Disco dá sequência aos projetos ‘Encantaria’ (2017) e ‘Donzela Guerreira’ (2010) ao abordar saudade, separações pelos oceanos e o trauma da escravidão a partir da diáspora africana.

Dentro do contexto de colonização e dos relatos históricos da tradição oral popular, este novo trabalho ressoa as perdas e o sentimento de saudade, fazendo-se ouvir por meio dos tambores dos orixás do candomblé junto às lembranças saudosistas encontradas na poesia medieval portuguesa, presente nas cantigas de amor do Rei Trovador Dom Dinis (1261-1325). Essa peregrinação de musicalidades destacam as polirritmias dos tambores dos orixás e toques de linhas-guias em contato com danças e cantigas da Idade Média, evidenciados nos arranjos tecidos num roteiro dramatúrgico.
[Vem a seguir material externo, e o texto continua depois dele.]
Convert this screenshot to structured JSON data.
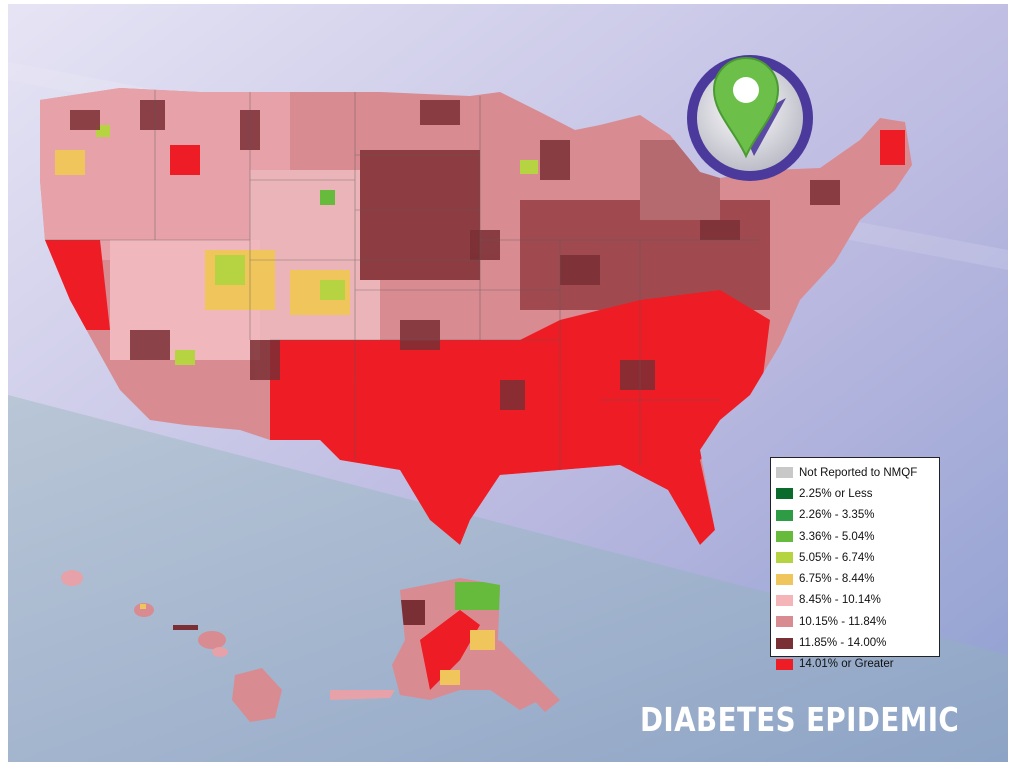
{
  "title": "DIABETES EPIDEMIC",
  "legend": {
    "items": [
      {
        "label": "Not Reported to NMQF",
        "color": "#c8c8c8"
      },
      {
        "label": "2.25% or Less",
        "color": "#0b6b2c"
      },
      {
        "label": "2.26% - 3.35%",
        "color": "#2e9c45"
      },
      {
        "label": "3.36% - 5.04%",
        "color": "#66bb3c"
      },
      {
        "label": "5.05% - 6.74%",
        "color": "#b6d442"
      },
      {
        "label": "6.75% - 8.44%",
        "color": "#f0c65c"
      },
      {
        "label": "8.45% - 10.14%",
        "color": "#f4b4b8"
      },
      {
        "label": "10.15% - 11.84%",
        "color": "#d98b92"
      },
      {
        "label": "11.85% - 14.00%",
        "color": "#7a2f35"
      },
      {
        "label": "14.01% or Greater",
        "color": "#ee1c24"
      }
    ]
  },
  "logo": {
    "icon": "location-pin-icon",
    "pin_color": "#6cc04a",
    "ring_color": "#4b3a9c"
  },
  "colors": {
    "background_light": "#d6d4ee",
    "background_dark": "#8fa5c8",
    "map_base": "#d98b92",
    "map_dark": "#7a2f35",
    "map_red": "#ee1c24"
  }
}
Para o professor e doutor em estudos musicológicos da Universidade NOVA de Lisboa, Manuel Pedro Ferreira, o ANIMA abraçou a pluralidade ao construir o diálogo intramusical entre Dom Dinis e o candomblé. “Sobrepor cantigas medievais e música de candomblé sinaliza mais a compatibilidade do que a diferença, lembrando que a continuidade histórica dos contatos entre a cultura europeia e as culturas africanas quer a desejável comunicabilidade entre gêneros e esferas sociais. Esta abordagem é, em suma, uma ousadia artística e uma afirmação política; uma visão da alma brasileira e uma concepção de harmonização social”, afirma.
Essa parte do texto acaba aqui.